Having found the eject code, I set about building a dedicated remote control. I picked the ATtiny13 microcontroller as a base, as that's a more than capable microcontroller with its 9.6MHz internal clock, 1KB program memory, 64 bytes SRAM and 3V operation.

I was a bit surprised to see that AVR-GCC supports the ATtiny13, and whilst C may seem overkill for such a project I'll gladly take advantage of anything that makes my life easier.

// Requisite header files.
#include <avr/io.h>
#include <util/delay.h>

// Frequency of the IR carrier signal (Hertz).
#define F_IR_CARRIER (37000)

// Timing of the data bits (microseconds).
#define T_DX_MARK   (440)
#define T_D0_SPACE  (440)
#define T_D1_SPACE (1310)

// Timing of the lead-in and lead-out bits (microseconds).
#define T_LEAD_IN_MARK    (3500)
#define T_LEAD_IN_SPACE   (1750)
#define T_LEAD_OUT_MARK    (440)
#define T_LEAD_OUT_SPACE (74000)

// Commands definitions.
#define OEM_DEVICE_1_CODE         (2)
#define OEM_DEVICE_2_CODE        (32)
#define CAMCORDER_DEVICE_ID     (112)
#define CAMCORDER_SUB_DEVICE_ID  (40)
#define CAMCORDER_COMMAND_EJECT   (1)

// Transmits a single unformatted byte.
void panasonic_send_byte(uint8_t value) {
    // Send eight data bits.
    for (uint8_t bit = 0; bit < 8; ++bit, value >>= 1) {
        // Send the mark/burst.
        DDRB |= _BV(1);
        _delay_us(T_DX_MARK);
        // Send the space.
        DDRB &= (uint8_t)~_BV(1);
        _delay_us(T_D0_SPACE);
        // Extend the space if it's a "1" data bit.
        if (value & (uint8_t)1) {
            _delay_us(T_D1_SPACE - T_D0_SPACE);
        }
    }
}

// Transmits a formatted command packet to the IR device.
void panasonic_send_command(uint8_t oem_device_code_1, uint8_t oem_device_code_2, uint8_t device_code, uint8_t sub_device_code, uint8_t command) {
    // Send the lead in.
    DDRB |= _BV(1);
    _delay_us(T_LEAD_IN_MARK);
    DDRB &= (uint8_t)~_BV(1);
    _delay_us(T_LEAD_IN_SPACE);

    // Send the five command bytes.
    panasonic_send_byte(oem_device_code_1);
    panasonic_send_byte(oem_device_code_2);
    panasonic_send_byte(device_code);
    panasonic_send_byte(sub_device_code);
    panasonic_send_byte(command);

    // Send the checksum.
    panasonic_send_byte(device_code ^ sub_device_code ^ command);

    // Send the lead out.
    DDRB |= _BV(1);
    _delay_us(T_LEAD_OUT_MARK);
    DDRB &= (uint8_t)~_BV(1);
    _delay_us(T_LEAD_OUT_SPACE);
}

// Main program entry point.
int main(void) {

    TCCR0A |= _BV(COM0B0) | _BV(WGM01);     // Toggle OC0B when on CTC reload. Use CTC mode.
    TCCR0B |= _BV(CS00);                    // Set clock source to CPU clock/1.
    OCR0A = (F_CPU / F_IR_CARRIER / 2) - 1; // Set the CTC reload value to generate an IR signal at the correct carrier frequency.

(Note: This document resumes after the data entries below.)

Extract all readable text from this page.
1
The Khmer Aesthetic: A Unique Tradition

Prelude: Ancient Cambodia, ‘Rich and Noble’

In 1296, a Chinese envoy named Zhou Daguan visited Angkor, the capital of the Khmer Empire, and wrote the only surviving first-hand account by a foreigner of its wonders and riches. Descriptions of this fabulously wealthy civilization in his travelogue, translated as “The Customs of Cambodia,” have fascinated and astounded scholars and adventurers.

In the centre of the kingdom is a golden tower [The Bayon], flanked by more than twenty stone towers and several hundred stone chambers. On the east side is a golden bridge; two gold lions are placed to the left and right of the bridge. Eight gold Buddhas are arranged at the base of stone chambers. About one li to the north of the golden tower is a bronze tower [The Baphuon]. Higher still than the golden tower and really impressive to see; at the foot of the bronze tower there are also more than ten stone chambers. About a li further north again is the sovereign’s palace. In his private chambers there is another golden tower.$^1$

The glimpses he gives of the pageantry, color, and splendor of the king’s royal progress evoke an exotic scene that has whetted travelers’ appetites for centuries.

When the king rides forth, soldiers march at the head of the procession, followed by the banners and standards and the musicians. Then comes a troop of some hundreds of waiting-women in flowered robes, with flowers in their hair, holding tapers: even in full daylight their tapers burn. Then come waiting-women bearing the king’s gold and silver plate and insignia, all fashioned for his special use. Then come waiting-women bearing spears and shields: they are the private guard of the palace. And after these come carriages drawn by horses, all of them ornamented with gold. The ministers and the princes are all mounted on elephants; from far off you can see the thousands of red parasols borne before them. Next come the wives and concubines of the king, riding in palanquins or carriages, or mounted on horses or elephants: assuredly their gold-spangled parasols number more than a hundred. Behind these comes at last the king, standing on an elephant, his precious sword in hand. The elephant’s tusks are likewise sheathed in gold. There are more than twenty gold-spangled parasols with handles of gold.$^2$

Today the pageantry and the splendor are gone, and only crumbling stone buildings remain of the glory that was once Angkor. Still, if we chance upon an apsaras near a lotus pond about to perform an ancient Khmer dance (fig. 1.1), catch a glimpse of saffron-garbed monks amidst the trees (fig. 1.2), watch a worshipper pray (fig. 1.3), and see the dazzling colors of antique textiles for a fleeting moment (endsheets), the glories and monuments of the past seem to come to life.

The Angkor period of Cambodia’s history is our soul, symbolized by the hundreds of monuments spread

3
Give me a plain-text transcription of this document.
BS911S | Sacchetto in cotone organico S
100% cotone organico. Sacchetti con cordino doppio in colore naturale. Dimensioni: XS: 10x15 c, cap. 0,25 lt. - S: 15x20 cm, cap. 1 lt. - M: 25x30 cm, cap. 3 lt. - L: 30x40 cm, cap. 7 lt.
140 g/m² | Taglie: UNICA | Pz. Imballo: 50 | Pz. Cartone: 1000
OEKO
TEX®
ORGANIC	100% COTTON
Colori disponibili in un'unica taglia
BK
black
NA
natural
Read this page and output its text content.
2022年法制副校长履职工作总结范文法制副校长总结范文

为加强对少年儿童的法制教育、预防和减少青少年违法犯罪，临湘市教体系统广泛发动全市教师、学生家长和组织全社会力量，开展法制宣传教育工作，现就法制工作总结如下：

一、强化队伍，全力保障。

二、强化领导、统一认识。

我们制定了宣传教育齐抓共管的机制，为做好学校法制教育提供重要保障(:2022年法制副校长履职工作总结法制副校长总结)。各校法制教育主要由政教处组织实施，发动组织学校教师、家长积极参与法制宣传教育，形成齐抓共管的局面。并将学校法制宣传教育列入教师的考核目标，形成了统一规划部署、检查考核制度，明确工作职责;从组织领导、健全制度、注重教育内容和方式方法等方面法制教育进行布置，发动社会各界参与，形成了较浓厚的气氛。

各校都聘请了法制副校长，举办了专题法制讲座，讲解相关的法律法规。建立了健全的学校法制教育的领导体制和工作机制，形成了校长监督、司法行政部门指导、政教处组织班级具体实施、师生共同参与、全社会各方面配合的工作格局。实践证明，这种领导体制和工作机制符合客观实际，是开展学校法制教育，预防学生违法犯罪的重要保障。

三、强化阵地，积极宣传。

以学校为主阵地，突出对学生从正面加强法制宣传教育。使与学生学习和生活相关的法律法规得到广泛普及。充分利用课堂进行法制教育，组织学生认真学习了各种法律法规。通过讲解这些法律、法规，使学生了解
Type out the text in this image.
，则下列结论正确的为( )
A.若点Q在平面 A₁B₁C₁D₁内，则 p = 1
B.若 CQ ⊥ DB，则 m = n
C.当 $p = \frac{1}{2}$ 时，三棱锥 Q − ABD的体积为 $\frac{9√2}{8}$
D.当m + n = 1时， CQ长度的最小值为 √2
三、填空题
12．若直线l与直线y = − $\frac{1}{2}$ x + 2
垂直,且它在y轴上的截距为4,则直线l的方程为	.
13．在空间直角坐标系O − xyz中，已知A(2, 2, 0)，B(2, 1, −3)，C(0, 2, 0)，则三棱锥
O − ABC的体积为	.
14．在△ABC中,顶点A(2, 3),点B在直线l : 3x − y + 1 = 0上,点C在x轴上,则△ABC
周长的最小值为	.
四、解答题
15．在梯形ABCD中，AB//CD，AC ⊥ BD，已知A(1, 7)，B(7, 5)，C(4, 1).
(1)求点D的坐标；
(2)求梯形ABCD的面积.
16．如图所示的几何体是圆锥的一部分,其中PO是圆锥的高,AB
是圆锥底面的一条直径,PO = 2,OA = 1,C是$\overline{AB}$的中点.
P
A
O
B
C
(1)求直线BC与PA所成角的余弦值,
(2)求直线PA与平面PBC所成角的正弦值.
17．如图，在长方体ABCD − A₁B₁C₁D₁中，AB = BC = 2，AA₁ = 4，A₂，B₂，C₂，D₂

    // Send the "eject" command ad infinitum.
    for(;;) {
        panasonic_send_command(OEM_DEVICE_1_CODE, OEM_DEVICE_2_CODE, CAMCORDER_DEVICE_ID, CAMCORDER_SUB_DEVICE_ID, CAMCORDER_COMMAND_EJECT);
    }
}

The code is about as simple as the circuit. IR signals are transmitted as carefully timed bursts of a particular carrier frequency (37kHz in this case). For example, to send a "0" bit 440μS of this 37kHz signal are sent followed by 440μS of silence. To send a "1" bit, 440μS of carrier signal are sent as before, but a 1310μS period of silence follows it.

The AVR's timer is used to generate a ~37kHz carrier signal. The timer is an eight-bit counter that counts up at a user-defined rate (in my case I've chosen to increment the counter by one every CPU clock cycle). I've configured it to invert the output level of pin OC0B and reset every time it hits a particular value. By setting whether this pin is an output or an input the output of a burst of 37kHz IR signal or silence can be selected. Simple delay loops, generated with the helper function _delay_us, are used to time the transmission of data bits.

The final step was to assemble the circuit on stripboard and install it in a smallish project box. I've put the switch adjacent to the LED for two reasons; to conserve space and to protect it a little from accidentally being pressed by the protruding LED bezel.

Building a single-button remote control is a relatively straightforward affair, so whilst the above code has a very specific purpose it should be easy enough to modify it to control other devices.